The second half of the prize goes to Prof. Giorgio Parisi from Sapienza University of Rome for his discovery of hidden patterns in disordered complex materials. For almost a decade, the Italian theoretical physicist has received EU support for his work under the projects CRIPHERASY and LoTGlasSy. His first project focused on understanding key large-scale phenomena in classical and quantum disordered systems. His current work involves the development of a theory of the large-scale properties of the free energy landscape of glasses at low temperature, with a focus on the jamming of hard spheres.
Prof. Parisi was awarded half of the Noble Prize “for the discovery of the interplay of disorder and fluctuations in physical systems from atomic to planetary scales.” According to theoretical physicist Dr Steven Thomson of the Free University of Berlin, in an article posted on ‘Physics World’, “Parisi has had a hand in inventing some of the most powerful and important theoretical machinery we have for understanding the behaviour of spin glasses and other complex systems.” The Italian researcher’s work, as Dr Thomson notes, “has had far-reaching impact on a huge variety of other fields, including particle physics, quantum field theory, neural network theory and other mathematical methods.”

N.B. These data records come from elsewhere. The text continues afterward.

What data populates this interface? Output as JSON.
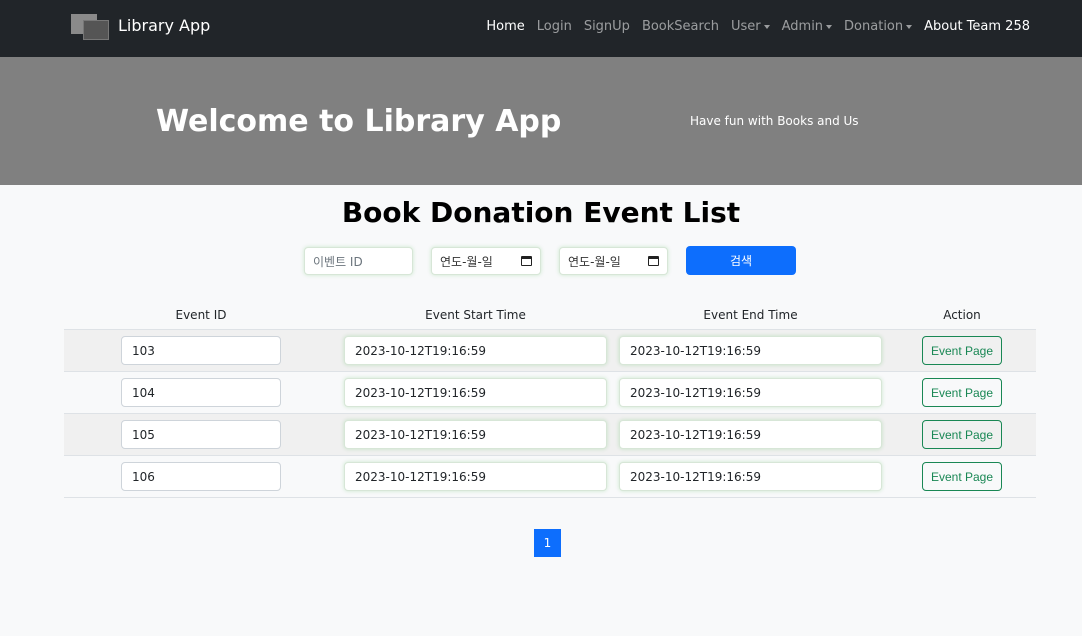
{
  "navbar": {
    "brand": "Library App",
    "links": [
      {
        "label": "Home",
        "active": true,
        "dropdown": false
      },
      {
        "label": "Login",
        "active": false,
        "dropdown": false
      },
      {
        "label": "SignUp",
        "active": false,
        "dropdown": false
      },
      {
        "label": "BookSearch",
        "active": false,
        "dropdown": false
      },
      {
        "label": "User",
        "active": false,
        "dropdown": true
      },
      {
        "label": "Admin",
        "active": false,
        "dropdown": true
      },
      {
        "label": "Donation",
        "active": false,
        "dropdown": true
      },
      {
        "label": "About Team 258",
        "active": true,
        "dropdown": false
      }
    ]
  },
  "hero": {
    "title": "Welcome to Library App",
    "subtitle": "Have fun with Books and Us"
  },
  "page": {
    "title": "Book Donation Event List"
  },
  "search": {
    "id_placeholder": "이벤트 ID",
    "start_date_placeholder": "연도-월-일",
    "end_date_placeholder": "연도-월-일",
    "button_label": "검색"
  },
  "table": {
    "headers": {
      "id": "Event ID",
      "start": "Event Start Time",
      "end": "Event End Time",
      "action": "Action"
    },
    "rows": [
      {
        "id": "103",
        "start": "2023-10-12T19:16:59",
        "end": "2023-10-12T19:16:59",
        "action": "Event Page"
      },
      {
        "id": "104",
        "start": "2023-10-12T19:16:59",
        "end": "2023-10-12T19:16:59",
        "action": "Event Page"
      },
      {
        "id": "105",
        "start": "2023-10-12T19:16:59",
        "end": "2023-10-12T19:16:59",
        "action": "Event Page"
      },
      {
        "id": "106",
        "start": "2023-10-12T19:16:59",
        "end": "2023-10-12T19:16:59",
        "action": "Event Page"
      }
    ]
  },
  "pagination": {
    "current": "1"
  },
  "colors": {
    "navbar_bg": "#212529",
    "hero_bg": "#808080",
    "primary": "#0d6efd",
    "success": "#198754"
  }
}
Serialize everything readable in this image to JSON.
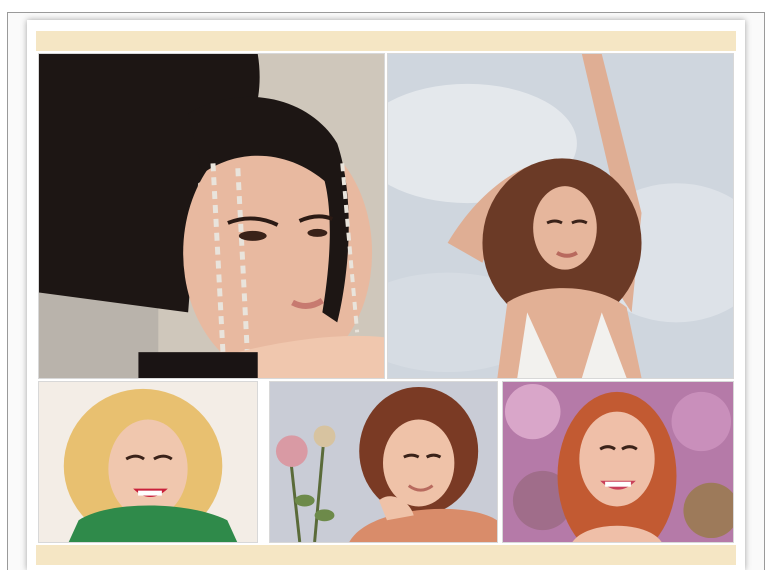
{
  "gallery": {
    "accent_band_color": "#f5e6c4",
    "photos": [
      {
        "icon": "portrait-photo-icon",
        "subject": "woman-braided-hair"
      },
      {
        "icon": "portrait-photo-icon",
        "subject": "woman-arms-raised-sky"
      },
      {
        "icon": "portrait-photo-icon",
        "subject": "woman-blonde-curls-smiling"
      },
      {
        "icon": "portrait-photo-icon",
        "subject": "woman-with-roses"
      },
      {
        "icon": "portrait-photo-icon",
        "subject": "woman-red-hair-blossoms"
      }
    ]
  }
}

European Commissioner for Innovation, Research, Culture, Education and Youth Mariya Gabriel commented on an official EU website: “I warmly congratulate all three laureates of this year’s Nobel Prize in Physics for their achievement. I am proud that the EU has backed two of them … through research and innovation funding aimed at advancing scientific knowledge. This shows us that investing in top frontier science helps to keep European research at the forefront.”
EURUCAS (European-Russian Centre for cooperation in the Arctic and Sub-Arctic environmental and climate research), COMPLEX (Knowledge Based Climate Mitigation Systems for a Low Carbon Economy) and CRIPHERASY (Critical Phenomena in Random Systems) ended in the mid-2010s. The LoTGlasSy (Low Temperature Glassy Systems) project ends in October 2022.